Specifying a date in the future

Hi @bingerk!

This seems like one of those situations where it can be helpful for a provider to offer a little extra abstraction on top of what the underlying API offers to work better within Terraform’s model. Specifically, to take as an argument a rule for deciding the start_time rather than a literal start_time, which the resource logic could then manage to ensure that it only changes if something else has changed to warrant it. (Assuming I understood correctly the point of this.)

It’s a tricky thing to solve with the Terraform language alone because the Terraform language is designed primarily for describing “stable” values that only vary when their explicit inputs change. Functions like timestamp that bring in external state are there for pragmatic reasons but don’t tend to compose well with other language features.

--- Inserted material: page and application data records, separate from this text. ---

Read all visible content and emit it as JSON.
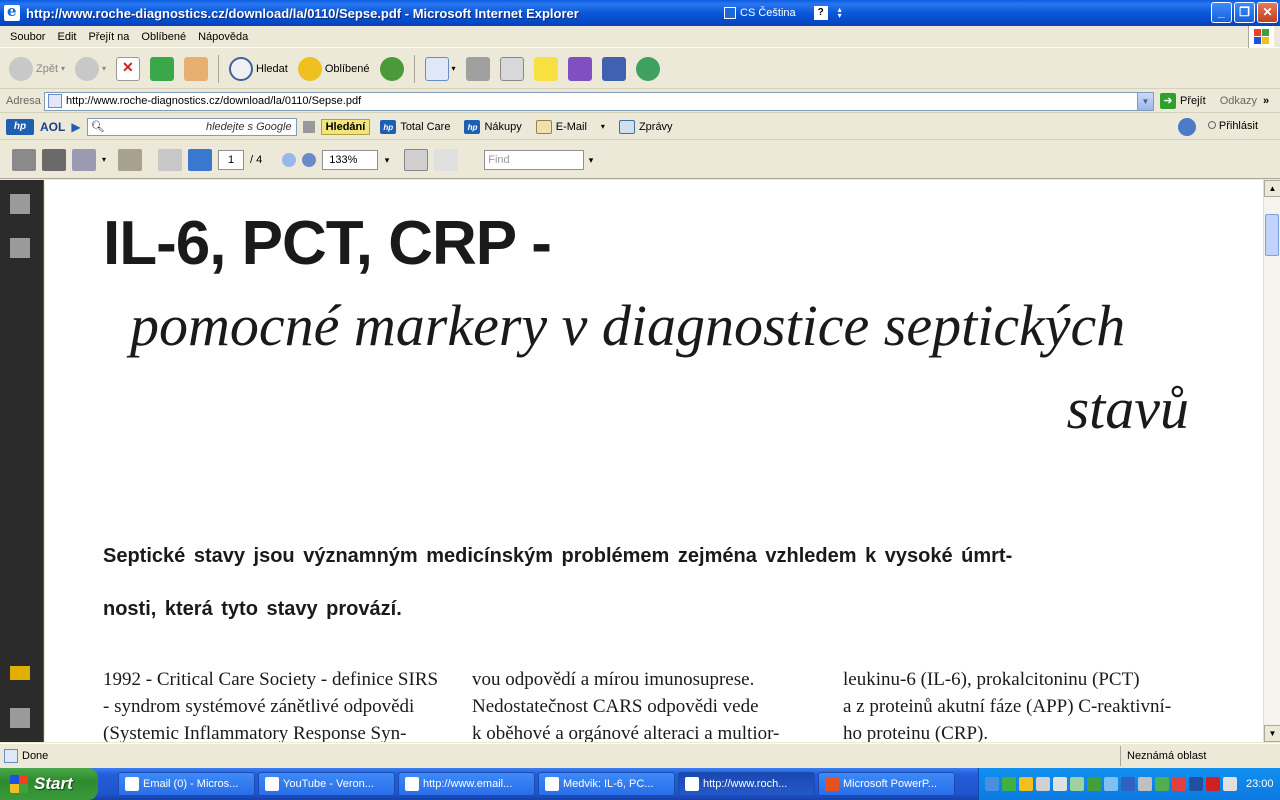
{
  "window": {
    "title": "http://www.roche-diagnostics.cz/download/la/0110/Sepse.pdf - Microsoft Internet Explorer",
    "language": "CS Čeština"
  },
  "menu": [
    "Soubor",
    "Edit",
    "Přejít na",
    "Oblíbené",
    "Nápověda"
  ],
  "toolbar": {
    "back_label": "Zpět",
    "search_label": "Hledat",
    "favorites_label": "Oblíbené"
  },
  "address": {
    "label": "Adresa",
    "url": "http://www.roche-diagnostics.cz/download/la/0110/Sepse.pdf",
    "go_label": "Přejít",
    "links_label": "Odkazy"
  },
  "hpbar": {
    "aol": "AOL",
    "search_hint": "hledejte s Google",
    "search_button": "Hledání",
    "total_care": "Total Care",
    "shopping": "Nákupy",
    "email": "E-Mail",
    "news": "Zprávy",
    "login": "Přihlásit"
  },
  "pdfbar": {
    "page": "1",
    "page_total": "/ 4",
    "zoom": "133%",
    "find_placeholder": "Find"
  },
  "document": {
    "title": "IL-6, PCT, CRP -",
    "subtitle_line1": "pomocné markery v diagnostice septických",
    "subtitle_line2": "stavů",
    "lead_line1": "Septické stavy jsou významným medicínským problémem zejména vzhledem k vysoké úmrt-",
    "lead_line2": "nosti, která tyto stavy provází.",
    "col1": [
      "1992 - Critical Care Society - definice SIRS",
      "- syndrom systémové zánětlivé odpovědi",
      "(Systemic Inflammatory Response Syn-"
    ],
    "col2": [
      "vou odpovědí a mírou imunosuprese.",
      "Nedostatečnost CARS odpovědi vede",
      "k oběhové a orgánové alteraci a multior-"
    ],
    "col3": [
      "leukinu-6 (IL-6), prokalcitoninu (PCT)",
      "a z proteinů akutní fáze (APP) C-reaktivní-",
      "ho proteinu (CRP)."
    ]
  },
  "status": {
    "text": "Done",
    "zone": "Neznámá oblast"
  },
  "taskbar": {
    "start": "Start",
    "tasks": [
      "Email (0) - Micros...",
      "YouTube - Veron...",
      "http://www.email...",
      "Medvik: IL-6, PC...",
      "http://www.roch...",
      "Microsoft PowerP..."
    ],
    "clock": "23:00"
  },
  "colors": {
    "titlebar": "#0a58d8",
    "chrome": "#ece9d8",
    "nav_pane": "#2b2b2b",
    "taskbar": "#245edb",
    "start_button": "#3a9a3a"
  }
}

The best idea I can think of for this is to do some conditional logic based on the current wallclock time so that it does a different calculation depending on whether the current wallclock time is before or after the scheduled run time. Something like this, perhaps:

locals {
  current_time           = timestamp()
  start_wallclock_time   = "7.55"
  current_wallclock_time = formatdate("h.mm", local.current_time)
  schedule_tomorrow      = (local.current_wallclock_time >= local.start_wallclock_time)
  today                  = formatdate("YYYY-MM-DD", local.current_time)
  tomorrow               = formatdate("YYYY-MM-DD", timeadd(local.current_time, "24h"))
  start_time             = "${local.schedule_tomorrow ? local.tomorrow : local.today}T07:55:00Z"
}

With the above, local.start_time should then be a value suitable for the start_time argument you want to populate. I tested this after 07:55 UTC, so I’ve only been able to test the “tomorrow” behavior myself here, but hopefully they both work!